Ask or search…

Performance Tracing

How to Troubleshoot Performance Monitors

Once a monitor triggers, alerting you that performance has dropped, troubleshoot your performance monitors in the Performance Tracing tab within your model. Performance tracing enables you to easily understand the features and slices that impact your model's performance the most and begin resolution.

Performance Over Time

The Performance Tracing tab immediately visualizes your performance metric over time layered on top of your model's prediction volume. This gives you a broad understanding of your model's overall performance to identify areas of improvement, compare different datasets, and examine problematic slices.
The 'Performance Over Time' graph is highly configurable. Use this graph to visualize different dimensions such as:
  • Environments: pick from production, validation, or training environments
  • Versions: pick from any model version
  • Time periods: zoom in or out on any time period for your dataset
  • Performance metrics: choose from an array of performance metrics such as accuracy, AUC, MAE, MAPE, RMSE, sMAPE, WAPE, and more.
  • Filters: layer additional filters across features, prediction values, actuals, and tags to see your model's performance on a more granular level.

Add A Comparison Dataset

Send data from different environments to compare model performance between training, validation, or a different time period within your production data. Comparing your production data helps you identify gaps in data quality or where drift occurs for simple troubleshooting.
Navigate to the toolbar, click 'Add a Comparison' and pick from a different environment, version, or time period.

Selecting Your View

Users have the choice of selecting between 3 troubleshooting views: Slice, Table, and Output Segmentation.
Select between table, embeddings, slices, or confusion matrix / calibration chart views of the data

Slice View

Performance Breakdown

To identify key areas to improve with your comparison dataset, break performance issues down using Performance Insights and our Performance Heat Map.

Performance Insights

The Performance Insights panel surfaces the worst-performing slices impacting your model to perform a counterfactual analysis. Use Performance Insights to exclude features or slices as a filter to identify how your model's performance changes.
To do this, scroll down to the 'Performance Insights' card and click on a feature. Once you click into a feature, a histogram of your feature slices will populate on the left side with options to 'Add cohort as a filter', 'Exclude cohort as a filter', and 'View explainability'.
A performance slice is a subset of model values formed from any model dimension, such as specific periods of time, set of features, etc. Learn more about slices here.

Performance Heat Map

The performance heat map visualizes your feature's performance by slice view to visually indicate the worst-performing slices within each feature. Click on the carrot on the left side of your feature's name to uncover its histogram.
Compare feature performance amongst different environments, versions, and filters to uncover areas of improvement. Look out for different colors and distributions between the two histograms to identify areas of missing or poor-performing data.
Once you've identified an area of interest, click on the 'View Feature Details' link to uncover a detailed view of your feature distribution over time.

Table View

The Table View enables users to see and interact with individual records in a simple table.
Data Exploration and Validation:
Get a better understanding of what your data looks like by exploring a record-level view. This is similar to a df.head within a notebook environment. Validate the data that was sent into the platform to make sure it was sent in the correct data format.
Record-level view of the predictions Arize has ingested for a model

Column Selector:

Explore any column in your data, including features and tags, using the column selector. Customize your table view by adding/removing columns, and re-ordering columns.
Select which columns from the data to dispaly in the table

Slide Over:

Click on a table row to get a comprehensive view at the prediction level of all of the columns of your data for deeper analysis.
View all of the data for each prediction

Embeddings Projector View

The Embeddings Projector view automatically surfaces the worst performing embeddings clusters for quick troubleshooting. This additional view is especially helpful when troubleshooting LLMs with prompts and responses, where switching between the Table, Embeddings Projector, and Slice views can help teams get a full picture of how their LLM is performing.

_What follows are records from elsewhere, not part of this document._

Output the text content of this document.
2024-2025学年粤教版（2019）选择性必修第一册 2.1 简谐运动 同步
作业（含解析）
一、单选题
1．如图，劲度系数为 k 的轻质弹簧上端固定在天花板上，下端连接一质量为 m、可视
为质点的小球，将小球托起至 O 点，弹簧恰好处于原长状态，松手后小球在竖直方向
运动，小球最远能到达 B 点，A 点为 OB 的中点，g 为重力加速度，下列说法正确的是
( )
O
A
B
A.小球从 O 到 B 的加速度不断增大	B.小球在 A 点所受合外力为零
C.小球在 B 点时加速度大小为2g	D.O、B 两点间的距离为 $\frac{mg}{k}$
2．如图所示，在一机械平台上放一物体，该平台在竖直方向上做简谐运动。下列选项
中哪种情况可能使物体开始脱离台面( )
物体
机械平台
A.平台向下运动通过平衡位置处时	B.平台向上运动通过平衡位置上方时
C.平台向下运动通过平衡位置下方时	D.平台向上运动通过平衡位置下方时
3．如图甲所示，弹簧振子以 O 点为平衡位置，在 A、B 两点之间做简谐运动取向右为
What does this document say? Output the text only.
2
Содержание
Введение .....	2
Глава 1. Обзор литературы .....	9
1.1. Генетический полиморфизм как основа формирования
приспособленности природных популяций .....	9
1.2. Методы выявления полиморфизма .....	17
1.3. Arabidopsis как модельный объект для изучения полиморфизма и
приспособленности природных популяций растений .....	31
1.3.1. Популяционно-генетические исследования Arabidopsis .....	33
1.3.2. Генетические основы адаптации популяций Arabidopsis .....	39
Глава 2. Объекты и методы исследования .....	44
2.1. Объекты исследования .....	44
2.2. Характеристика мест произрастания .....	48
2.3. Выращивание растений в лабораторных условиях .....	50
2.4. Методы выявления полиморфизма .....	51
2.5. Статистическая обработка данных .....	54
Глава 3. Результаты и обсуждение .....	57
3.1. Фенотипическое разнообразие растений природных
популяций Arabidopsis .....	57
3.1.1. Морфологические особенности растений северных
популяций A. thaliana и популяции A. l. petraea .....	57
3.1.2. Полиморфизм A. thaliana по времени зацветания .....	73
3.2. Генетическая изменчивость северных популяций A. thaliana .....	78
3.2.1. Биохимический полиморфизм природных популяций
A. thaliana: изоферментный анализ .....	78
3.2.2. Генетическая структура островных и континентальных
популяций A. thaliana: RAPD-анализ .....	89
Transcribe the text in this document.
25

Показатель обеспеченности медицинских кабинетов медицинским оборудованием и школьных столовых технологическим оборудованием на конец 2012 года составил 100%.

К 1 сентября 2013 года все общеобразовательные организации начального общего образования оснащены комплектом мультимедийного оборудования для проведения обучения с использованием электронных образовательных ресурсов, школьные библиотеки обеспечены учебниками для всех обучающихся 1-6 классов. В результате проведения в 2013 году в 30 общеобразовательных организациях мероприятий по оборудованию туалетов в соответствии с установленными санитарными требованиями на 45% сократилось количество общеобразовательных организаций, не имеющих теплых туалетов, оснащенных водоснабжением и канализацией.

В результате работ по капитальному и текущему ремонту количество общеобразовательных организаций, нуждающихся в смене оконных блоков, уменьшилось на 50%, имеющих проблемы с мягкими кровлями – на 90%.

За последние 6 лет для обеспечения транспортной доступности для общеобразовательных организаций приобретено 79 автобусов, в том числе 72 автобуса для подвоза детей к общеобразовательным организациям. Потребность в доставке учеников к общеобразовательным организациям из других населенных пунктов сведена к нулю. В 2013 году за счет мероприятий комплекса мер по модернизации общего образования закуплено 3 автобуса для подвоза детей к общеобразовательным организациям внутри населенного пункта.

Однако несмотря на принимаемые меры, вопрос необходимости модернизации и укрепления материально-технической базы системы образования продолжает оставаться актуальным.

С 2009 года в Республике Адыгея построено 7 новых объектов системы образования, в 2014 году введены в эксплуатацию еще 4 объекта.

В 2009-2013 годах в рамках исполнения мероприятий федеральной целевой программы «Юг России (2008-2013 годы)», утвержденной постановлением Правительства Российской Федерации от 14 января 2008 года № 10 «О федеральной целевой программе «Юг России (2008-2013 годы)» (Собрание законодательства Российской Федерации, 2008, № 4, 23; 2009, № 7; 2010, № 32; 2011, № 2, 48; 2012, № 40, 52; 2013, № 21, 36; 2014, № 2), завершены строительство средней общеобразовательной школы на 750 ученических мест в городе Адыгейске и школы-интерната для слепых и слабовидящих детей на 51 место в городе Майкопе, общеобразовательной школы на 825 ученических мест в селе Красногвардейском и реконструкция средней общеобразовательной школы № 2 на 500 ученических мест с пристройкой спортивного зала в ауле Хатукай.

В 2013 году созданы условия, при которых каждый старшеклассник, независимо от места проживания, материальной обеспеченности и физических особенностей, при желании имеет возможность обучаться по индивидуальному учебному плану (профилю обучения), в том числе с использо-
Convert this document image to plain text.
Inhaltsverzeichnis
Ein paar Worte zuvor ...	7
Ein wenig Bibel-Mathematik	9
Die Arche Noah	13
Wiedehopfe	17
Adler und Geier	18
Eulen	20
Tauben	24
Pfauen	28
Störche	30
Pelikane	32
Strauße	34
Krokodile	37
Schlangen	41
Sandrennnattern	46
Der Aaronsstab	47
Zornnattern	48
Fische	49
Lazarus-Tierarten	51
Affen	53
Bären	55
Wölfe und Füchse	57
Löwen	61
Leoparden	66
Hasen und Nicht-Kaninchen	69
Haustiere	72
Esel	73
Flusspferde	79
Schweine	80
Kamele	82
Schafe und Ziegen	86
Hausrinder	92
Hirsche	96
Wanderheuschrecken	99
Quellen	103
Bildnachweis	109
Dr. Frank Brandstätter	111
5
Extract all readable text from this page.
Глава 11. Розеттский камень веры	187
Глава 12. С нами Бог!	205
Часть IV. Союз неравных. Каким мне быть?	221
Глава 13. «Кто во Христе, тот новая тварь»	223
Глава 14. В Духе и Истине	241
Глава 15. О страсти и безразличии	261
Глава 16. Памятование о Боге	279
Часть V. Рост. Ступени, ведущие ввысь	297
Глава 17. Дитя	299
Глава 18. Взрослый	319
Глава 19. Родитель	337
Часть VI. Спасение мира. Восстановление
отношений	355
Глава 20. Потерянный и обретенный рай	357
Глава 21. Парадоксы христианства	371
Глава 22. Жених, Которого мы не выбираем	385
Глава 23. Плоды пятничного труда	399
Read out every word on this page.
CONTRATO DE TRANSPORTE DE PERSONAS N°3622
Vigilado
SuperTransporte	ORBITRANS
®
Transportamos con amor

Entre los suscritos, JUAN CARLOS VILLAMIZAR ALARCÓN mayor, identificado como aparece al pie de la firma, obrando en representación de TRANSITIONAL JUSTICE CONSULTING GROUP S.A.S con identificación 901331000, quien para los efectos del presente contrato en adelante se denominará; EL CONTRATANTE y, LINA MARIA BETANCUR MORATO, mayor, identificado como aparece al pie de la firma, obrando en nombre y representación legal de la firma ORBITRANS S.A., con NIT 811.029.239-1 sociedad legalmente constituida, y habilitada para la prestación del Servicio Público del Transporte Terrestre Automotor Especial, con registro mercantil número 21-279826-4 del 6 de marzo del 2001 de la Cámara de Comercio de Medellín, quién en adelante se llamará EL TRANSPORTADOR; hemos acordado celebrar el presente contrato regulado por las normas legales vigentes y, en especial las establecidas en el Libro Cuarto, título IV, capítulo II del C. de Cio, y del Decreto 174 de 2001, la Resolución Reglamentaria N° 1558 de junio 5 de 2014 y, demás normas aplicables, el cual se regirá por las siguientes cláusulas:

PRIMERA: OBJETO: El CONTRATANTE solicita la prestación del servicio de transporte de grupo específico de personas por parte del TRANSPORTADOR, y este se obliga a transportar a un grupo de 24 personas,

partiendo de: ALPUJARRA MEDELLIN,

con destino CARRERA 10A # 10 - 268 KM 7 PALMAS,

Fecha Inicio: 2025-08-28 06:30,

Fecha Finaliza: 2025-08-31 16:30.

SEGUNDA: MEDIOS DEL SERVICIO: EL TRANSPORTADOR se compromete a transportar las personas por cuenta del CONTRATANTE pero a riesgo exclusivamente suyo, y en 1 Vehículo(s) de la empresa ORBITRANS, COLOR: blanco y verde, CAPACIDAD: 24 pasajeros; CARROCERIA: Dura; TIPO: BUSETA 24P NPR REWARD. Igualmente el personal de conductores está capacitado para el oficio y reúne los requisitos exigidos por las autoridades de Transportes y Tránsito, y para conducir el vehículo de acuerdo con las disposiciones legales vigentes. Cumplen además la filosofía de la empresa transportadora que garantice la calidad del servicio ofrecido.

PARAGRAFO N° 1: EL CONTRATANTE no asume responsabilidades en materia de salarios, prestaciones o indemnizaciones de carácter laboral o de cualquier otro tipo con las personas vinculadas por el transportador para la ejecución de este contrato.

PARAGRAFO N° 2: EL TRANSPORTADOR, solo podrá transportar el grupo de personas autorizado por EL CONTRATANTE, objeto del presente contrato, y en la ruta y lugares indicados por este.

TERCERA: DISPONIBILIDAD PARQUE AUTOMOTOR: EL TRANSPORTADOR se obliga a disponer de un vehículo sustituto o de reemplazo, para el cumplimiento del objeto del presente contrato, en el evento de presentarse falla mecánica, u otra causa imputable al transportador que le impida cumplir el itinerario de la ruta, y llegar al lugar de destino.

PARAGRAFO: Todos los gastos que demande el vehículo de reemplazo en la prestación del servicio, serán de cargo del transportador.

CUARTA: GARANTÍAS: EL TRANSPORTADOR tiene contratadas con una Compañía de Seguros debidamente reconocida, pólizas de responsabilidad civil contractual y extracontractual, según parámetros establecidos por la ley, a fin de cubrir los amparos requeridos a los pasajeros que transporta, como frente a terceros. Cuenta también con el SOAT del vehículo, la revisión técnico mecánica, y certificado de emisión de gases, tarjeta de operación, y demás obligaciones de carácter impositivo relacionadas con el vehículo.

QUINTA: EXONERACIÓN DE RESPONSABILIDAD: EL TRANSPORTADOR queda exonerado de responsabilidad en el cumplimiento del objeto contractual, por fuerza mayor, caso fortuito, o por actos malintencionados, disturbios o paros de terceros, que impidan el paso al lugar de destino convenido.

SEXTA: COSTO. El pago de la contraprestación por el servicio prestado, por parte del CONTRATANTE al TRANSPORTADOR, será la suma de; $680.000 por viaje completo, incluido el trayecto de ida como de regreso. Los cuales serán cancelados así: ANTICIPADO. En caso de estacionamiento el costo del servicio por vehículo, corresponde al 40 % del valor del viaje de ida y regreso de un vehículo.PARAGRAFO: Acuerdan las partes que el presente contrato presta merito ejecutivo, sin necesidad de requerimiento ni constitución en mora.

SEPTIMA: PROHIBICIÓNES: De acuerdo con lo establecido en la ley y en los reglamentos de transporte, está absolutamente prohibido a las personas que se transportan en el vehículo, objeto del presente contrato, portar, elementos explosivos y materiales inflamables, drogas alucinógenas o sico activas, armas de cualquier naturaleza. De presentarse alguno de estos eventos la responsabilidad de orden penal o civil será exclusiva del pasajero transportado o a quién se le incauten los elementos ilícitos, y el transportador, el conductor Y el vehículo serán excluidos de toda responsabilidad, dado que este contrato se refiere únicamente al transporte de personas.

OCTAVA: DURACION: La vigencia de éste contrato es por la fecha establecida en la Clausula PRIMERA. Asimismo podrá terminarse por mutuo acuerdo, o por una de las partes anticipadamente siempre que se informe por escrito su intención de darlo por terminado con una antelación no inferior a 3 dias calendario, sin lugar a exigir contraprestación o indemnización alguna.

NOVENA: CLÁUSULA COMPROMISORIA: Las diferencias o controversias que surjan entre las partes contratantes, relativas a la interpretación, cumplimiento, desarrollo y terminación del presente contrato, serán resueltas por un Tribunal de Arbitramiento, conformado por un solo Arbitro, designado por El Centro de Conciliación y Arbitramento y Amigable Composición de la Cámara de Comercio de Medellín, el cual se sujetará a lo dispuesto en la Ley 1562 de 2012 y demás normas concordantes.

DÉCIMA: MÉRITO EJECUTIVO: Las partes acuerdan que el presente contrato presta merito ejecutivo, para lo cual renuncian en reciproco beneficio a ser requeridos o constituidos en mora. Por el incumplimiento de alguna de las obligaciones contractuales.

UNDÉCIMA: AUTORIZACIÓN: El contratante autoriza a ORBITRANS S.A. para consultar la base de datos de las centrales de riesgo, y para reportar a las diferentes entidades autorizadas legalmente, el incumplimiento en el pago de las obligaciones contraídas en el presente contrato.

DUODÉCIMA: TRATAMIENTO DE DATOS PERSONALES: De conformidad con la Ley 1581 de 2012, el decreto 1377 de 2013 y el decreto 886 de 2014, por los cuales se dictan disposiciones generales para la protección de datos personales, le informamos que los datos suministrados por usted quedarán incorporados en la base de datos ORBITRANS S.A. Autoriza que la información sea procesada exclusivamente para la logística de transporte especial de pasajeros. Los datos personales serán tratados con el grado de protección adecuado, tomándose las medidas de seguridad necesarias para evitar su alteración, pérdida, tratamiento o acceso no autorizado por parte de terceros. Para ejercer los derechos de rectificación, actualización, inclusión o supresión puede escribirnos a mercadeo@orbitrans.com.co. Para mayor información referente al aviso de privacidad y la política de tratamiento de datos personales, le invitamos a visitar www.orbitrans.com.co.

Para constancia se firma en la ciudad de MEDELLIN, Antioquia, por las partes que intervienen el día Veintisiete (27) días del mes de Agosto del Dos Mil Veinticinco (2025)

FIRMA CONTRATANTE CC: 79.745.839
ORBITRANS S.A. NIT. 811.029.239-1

Confusion Matrix and Calibration Chart View

Confusion Matrix

A confusion matrix provides a summary of all prediction results of a classification problem. Each result is shown with its corresponding number of correct/incorrect predictions (True Positive, True Negative, False Positive, False Negative), count values and classification criteria. By providing a summary of all possible results, the confusion matrix lets you know the ways your classification model could get confused when making the predictions. It helps identify errors and the type of errors made by the model and thus helps improve the accuracy of the classification model.

Calibration Chart

This chart plots Average Actuals against Estimated Probability. The better calibrated the model, the closer the plotted points will be to the diagonal line.
  • If the model points are below the line: your model has over-forecast in its prediction. For example, predicting a credit card charge has a high probability of fraud when it not fraudulent.
  • If the model points are above the line: your model has an under-forecast in its prediction. For example, predicting a credit card charge has a low likelihood of being fraud when it's actually fraudulent.